A 10 percent tariff is not enough to make imported lamb and goat more expensive than US product. It will help close the gap. But will a 10 percent tariff cause consumers to select American lamb and goat over imported product? We certainly hope so.
The wool market is even more complex, as wool is truly an international commodity. With reduced milling capacity, US wool is often sent to other countries for scouring and/or processing. Fabric may be sent to a third country for manufacturing. If the finished product (e.g., a suit) is made from American wool, but processed and manufactured in another country, it will be subject to the 10 percent tariff, making it more expensive for US consumers to buy.

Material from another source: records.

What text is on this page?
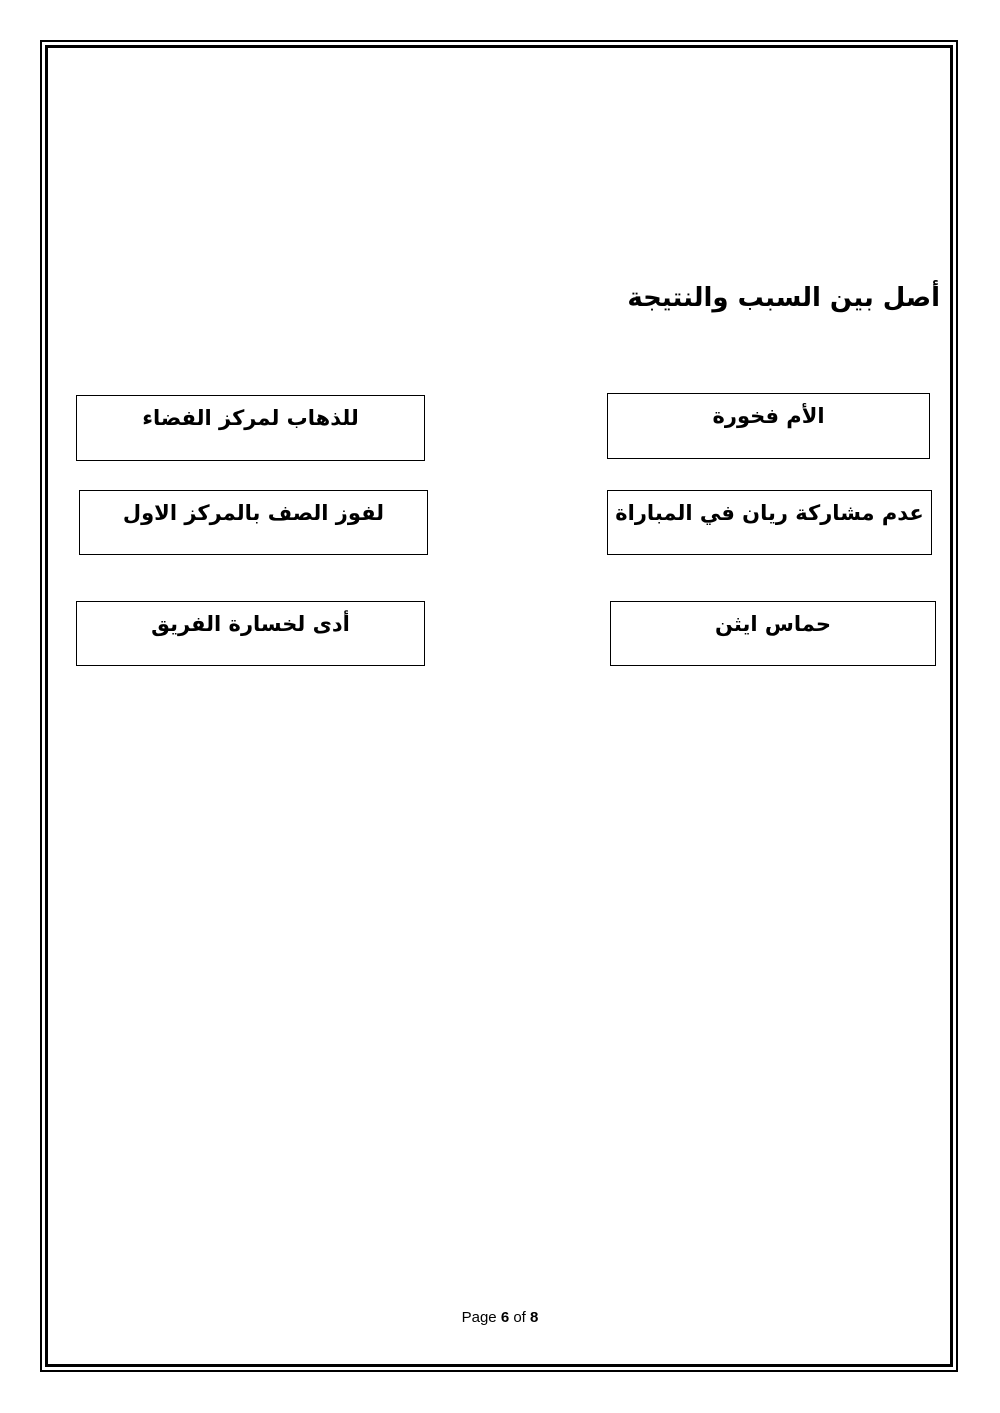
أصل بين السبب والنتيجة
الأم فخورة
عدم مشاركة ريان في المباراة
حماس ايثن
للذهاب لمركز الفضاء
لفوز الصف بالمركز الاول
أدى لخسارة الفريق
Page 6 of 8
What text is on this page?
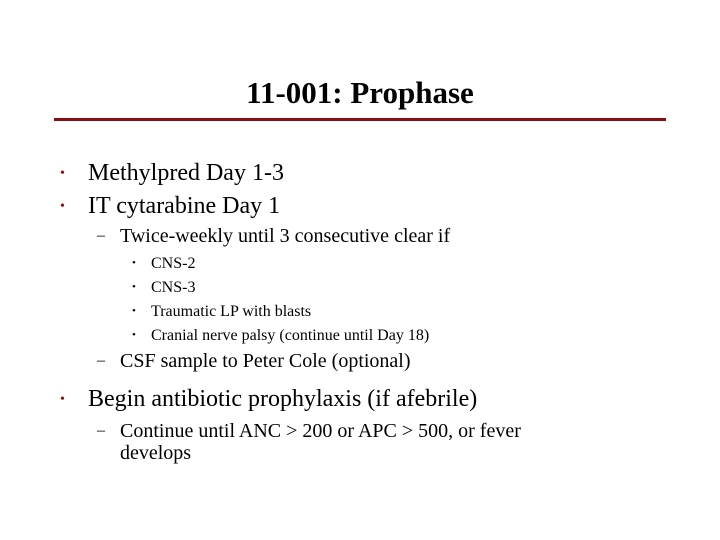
11-001: Prophase
• Methylpred Day 1-3
• IT cytarabine Day 1
– Twice-weekly until 3 consecutive clear if
• CNS-2
• CNS-3
• Traumatic LP with blasts
• Cranial nerve palsy (continue until Day 18)
– CSF sample to Peter Cole (optional)
• Begin antibiotic prophylaxis (if afebrile)
– Continue until ANC > 200 or APC > 500, or fever
develops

And let's not forget that other countries may impose retaliatory tariffs, making it more expensive to purchase US products. About 15 percent of the US wool clip is exported, mostly to China. In 2023, only about 2.2 percent of US lamb production was exported. Little goat is exported (only 0.23 percent of US production).

The exchange rate of the dollar, relative to foreign currencies, also comes into play and cannot be separated from a discussion about tariffs. When the dollar is strong, we import more, because we get more value for our dollar. In fact, exchange rates can offset tariffs. The dollar is currently strong. We like a strong dollar when we travel to other countries, but it’s one of the reasons we import so much stuff.
If you direct market, tariffs might not have much of an impact (if any) on your price(s), but most producers put animals into commodity markets at one time or another. It is hard to know if the current tariffs affected spring market prices, since they coincided with important holidays (that drive up demand), but perhaps they will result in higher prices through the summer (when prices typically drop and many of us market our livestock).
While US sheep and goat producers mostly welcomed the 10 percent tariff, the industry is advocating for Trade-Rate Quotas. Trade-Rate Quotas. would establish a quota for imported lamb and goat, with a lower tariff rate applied within that quota and a higher tariff rate for imports exceeding the quota. It is believed this policy would incentivize domestic production and help our US industry recapture a larger share of the market.
Ultimately, the goal of tariffs is to increase prices to American producers, so that they grow production and invest in their industry. However, without a corresponding increase in demand, an increase in production would eventually lead to lower prices. Supply and demand! Economics 101. Lack of infrastructure can also prevent industries from growing.
Tariffs are nothing new. They are neither good nor bad. What’s important is to understand the potential impact they may have and to make decisions accordingly.